Using the whole-cell patch-clamp technique in freshly isolated rat osteoclasts we examined the effects of estrogen on ionic channels. The predominant current was an inward rectifier K+ current (I Kir). In the absence of non-osteoclastic cells, extracellularly applied 17β-estradiol (>0.1 µM) inhibited I Kir, indicating that estrogen acts directly on osteoclasts. Application of 17β-estradiol (10 µM) for 10 min reduced I Kir at the membrane potential of –120 mV to 70±15% of control.

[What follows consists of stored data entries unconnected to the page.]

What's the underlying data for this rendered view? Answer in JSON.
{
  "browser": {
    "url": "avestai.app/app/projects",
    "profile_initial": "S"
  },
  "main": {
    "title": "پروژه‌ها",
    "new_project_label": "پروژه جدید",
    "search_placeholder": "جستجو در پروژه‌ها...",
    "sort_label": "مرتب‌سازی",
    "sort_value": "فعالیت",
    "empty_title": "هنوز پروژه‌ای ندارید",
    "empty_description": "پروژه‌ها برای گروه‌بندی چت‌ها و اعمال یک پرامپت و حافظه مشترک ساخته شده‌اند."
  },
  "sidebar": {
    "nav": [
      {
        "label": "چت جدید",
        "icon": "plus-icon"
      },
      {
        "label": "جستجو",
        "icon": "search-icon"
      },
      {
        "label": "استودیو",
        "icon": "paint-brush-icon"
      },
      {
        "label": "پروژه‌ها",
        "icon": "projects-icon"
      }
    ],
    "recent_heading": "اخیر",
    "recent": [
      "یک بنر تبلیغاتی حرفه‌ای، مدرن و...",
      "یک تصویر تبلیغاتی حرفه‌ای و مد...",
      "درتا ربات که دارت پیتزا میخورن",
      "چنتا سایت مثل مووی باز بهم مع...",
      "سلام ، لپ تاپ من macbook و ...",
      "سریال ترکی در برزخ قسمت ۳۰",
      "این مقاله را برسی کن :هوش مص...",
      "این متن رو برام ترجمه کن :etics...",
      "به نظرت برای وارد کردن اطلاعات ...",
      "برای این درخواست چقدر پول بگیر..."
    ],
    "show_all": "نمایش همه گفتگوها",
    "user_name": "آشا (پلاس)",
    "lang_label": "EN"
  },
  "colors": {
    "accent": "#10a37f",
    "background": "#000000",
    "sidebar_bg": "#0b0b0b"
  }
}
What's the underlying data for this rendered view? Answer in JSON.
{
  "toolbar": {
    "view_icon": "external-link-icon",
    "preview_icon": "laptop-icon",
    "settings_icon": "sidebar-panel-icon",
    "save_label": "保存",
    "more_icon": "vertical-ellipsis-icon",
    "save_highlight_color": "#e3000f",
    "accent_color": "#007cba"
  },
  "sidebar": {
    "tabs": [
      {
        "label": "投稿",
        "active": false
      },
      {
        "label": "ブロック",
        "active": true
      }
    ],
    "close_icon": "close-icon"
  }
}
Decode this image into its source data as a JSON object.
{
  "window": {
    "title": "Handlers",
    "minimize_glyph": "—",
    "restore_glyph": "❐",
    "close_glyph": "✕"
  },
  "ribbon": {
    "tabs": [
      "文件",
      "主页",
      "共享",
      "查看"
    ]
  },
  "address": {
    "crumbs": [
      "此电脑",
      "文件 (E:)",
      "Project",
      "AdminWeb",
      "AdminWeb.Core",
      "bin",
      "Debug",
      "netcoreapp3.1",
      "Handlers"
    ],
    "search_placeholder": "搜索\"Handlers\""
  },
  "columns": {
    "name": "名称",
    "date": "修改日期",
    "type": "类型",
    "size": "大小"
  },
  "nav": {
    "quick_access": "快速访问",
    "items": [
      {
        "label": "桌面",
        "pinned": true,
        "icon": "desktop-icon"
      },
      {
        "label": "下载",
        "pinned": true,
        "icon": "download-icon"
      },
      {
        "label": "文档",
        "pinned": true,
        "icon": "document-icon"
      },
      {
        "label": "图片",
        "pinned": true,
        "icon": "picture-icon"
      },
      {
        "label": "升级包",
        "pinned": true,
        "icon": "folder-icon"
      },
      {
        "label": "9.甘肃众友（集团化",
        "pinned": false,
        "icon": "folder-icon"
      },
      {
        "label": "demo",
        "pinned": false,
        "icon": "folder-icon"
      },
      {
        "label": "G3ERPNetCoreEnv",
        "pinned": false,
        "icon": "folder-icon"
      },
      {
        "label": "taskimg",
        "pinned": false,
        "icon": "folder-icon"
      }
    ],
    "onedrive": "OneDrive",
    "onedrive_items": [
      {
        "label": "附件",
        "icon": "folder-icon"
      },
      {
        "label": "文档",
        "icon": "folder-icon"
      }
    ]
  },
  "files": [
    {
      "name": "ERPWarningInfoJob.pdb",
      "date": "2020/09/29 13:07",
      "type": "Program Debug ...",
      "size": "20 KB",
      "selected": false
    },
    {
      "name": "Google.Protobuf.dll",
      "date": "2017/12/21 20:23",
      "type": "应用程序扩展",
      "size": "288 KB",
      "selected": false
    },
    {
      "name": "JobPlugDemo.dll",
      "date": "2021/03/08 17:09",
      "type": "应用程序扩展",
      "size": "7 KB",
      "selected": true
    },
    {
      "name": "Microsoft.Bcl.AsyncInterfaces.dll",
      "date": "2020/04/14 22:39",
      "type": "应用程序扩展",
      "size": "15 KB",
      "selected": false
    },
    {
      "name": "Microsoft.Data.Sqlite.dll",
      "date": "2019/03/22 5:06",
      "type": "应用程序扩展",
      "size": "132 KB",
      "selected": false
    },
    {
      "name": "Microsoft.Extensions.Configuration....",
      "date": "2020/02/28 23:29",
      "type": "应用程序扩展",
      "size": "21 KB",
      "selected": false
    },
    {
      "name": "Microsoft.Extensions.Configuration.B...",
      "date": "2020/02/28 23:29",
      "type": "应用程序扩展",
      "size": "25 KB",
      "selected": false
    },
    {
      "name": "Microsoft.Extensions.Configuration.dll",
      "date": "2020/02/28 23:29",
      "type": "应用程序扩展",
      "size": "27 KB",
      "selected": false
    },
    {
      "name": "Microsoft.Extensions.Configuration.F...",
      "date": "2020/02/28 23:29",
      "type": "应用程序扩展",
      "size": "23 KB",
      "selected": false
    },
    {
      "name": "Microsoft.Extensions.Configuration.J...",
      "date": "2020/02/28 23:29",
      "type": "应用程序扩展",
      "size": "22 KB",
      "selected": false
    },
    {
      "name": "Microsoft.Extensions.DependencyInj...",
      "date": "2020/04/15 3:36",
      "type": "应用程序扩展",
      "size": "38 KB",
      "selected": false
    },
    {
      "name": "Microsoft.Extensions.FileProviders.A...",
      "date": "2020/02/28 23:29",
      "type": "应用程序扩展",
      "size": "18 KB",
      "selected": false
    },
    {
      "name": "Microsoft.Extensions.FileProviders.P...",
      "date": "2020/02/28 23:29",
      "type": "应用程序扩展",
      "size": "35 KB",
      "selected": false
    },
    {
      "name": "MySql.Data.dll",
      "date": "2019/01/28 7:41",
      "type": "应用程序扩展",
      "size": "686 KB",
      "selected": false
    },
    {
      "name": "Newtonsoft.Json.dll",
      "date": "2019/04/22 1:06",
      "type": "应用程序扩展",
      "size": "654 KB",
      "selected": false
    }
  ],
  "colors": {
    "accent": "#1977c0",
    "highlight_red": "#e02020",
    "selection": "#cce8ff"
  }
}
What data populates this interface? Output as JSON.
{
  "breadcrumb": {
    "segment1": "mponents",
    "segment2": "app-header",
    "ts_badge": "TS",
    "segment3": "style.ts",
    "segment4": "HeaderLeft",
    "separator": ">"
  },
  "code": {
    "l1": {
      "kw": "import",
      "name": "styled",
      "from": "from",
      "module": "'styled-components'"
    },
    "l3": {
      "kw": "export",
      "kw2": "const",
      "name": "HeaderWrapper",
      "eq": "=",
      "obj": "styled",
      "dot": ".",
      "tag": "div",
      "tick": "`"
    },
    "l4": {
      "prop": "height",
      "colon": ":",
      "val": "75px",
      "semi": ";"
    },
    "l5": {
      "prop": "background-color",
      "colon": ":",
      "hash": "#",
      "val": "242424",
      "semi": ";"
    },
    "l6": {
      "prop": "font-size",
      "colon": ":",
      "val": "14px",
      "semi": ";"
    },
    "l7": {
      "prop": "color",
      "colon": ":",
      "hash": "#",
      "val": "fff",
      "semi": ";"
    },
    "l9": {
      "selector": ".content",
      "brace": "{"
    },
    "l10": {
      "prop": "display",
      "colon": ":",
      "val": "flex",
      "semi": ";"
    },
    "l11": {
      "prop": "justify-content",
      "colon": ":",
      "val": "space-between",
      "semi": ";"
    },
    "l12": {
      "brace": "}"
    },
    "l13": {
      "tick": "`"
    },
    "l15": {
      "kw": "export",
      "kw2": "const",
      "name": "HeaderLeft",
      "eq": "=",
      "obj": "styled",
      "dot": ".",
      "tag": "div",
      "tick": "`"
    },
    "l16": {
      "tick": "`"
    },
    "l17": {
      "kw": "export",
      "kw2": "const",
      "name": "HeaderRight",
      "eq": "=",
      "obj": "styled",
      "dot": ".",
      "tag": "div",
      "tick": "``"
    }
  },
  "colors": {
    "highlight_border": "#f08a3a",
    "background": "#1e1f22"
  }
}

Removal of 17β-estradiol partially restored the inhibition. The inhibition of I Kir was dependent on concentration and application time. Intracellularly applied 17β-estradiol had no effect on I Kir. 17α-Estradiol also inhibited the I Kir, whereas progesterone and testosterone had no effect. The inhibitory action of 17β-estradiol was not affected by guanosine 5′-O-(2-thiodiphosphate) (GDPβS), adenosine 3′,5′-cyclic monophosphothioate Rp diastereomer (Rp-cAMPS), okadaic acid, staurosporine and phorbol ester, and was independent of intracellular Ca2+ concentration ([Ca2+]i). With no influence from soluble factors secreted from non-osteoclastic cells, preincubation of the osteoclasts for more than 60 min with much lower concentrations of 17β-estradiol (1 and 10 nM) caused a reduction of I Kir. In current-clamp configuration, application of 17β-estradiol (10 µM) depolarized the membrane associated with a decrease in a membrane conductance, indicating that 17β-estradiol inhibits I Kir and depolarizes the membrane of osteoclasts. These results suggest that the 17β-estradiol-induced inhibition of I Kir might be mediated via non-genomic mechanisms. This direct action of 17β-estradiol on osteoclasts may contribute to the regulation of [Ca2+]i and partially account for the protective effects of estrogen against bone loss.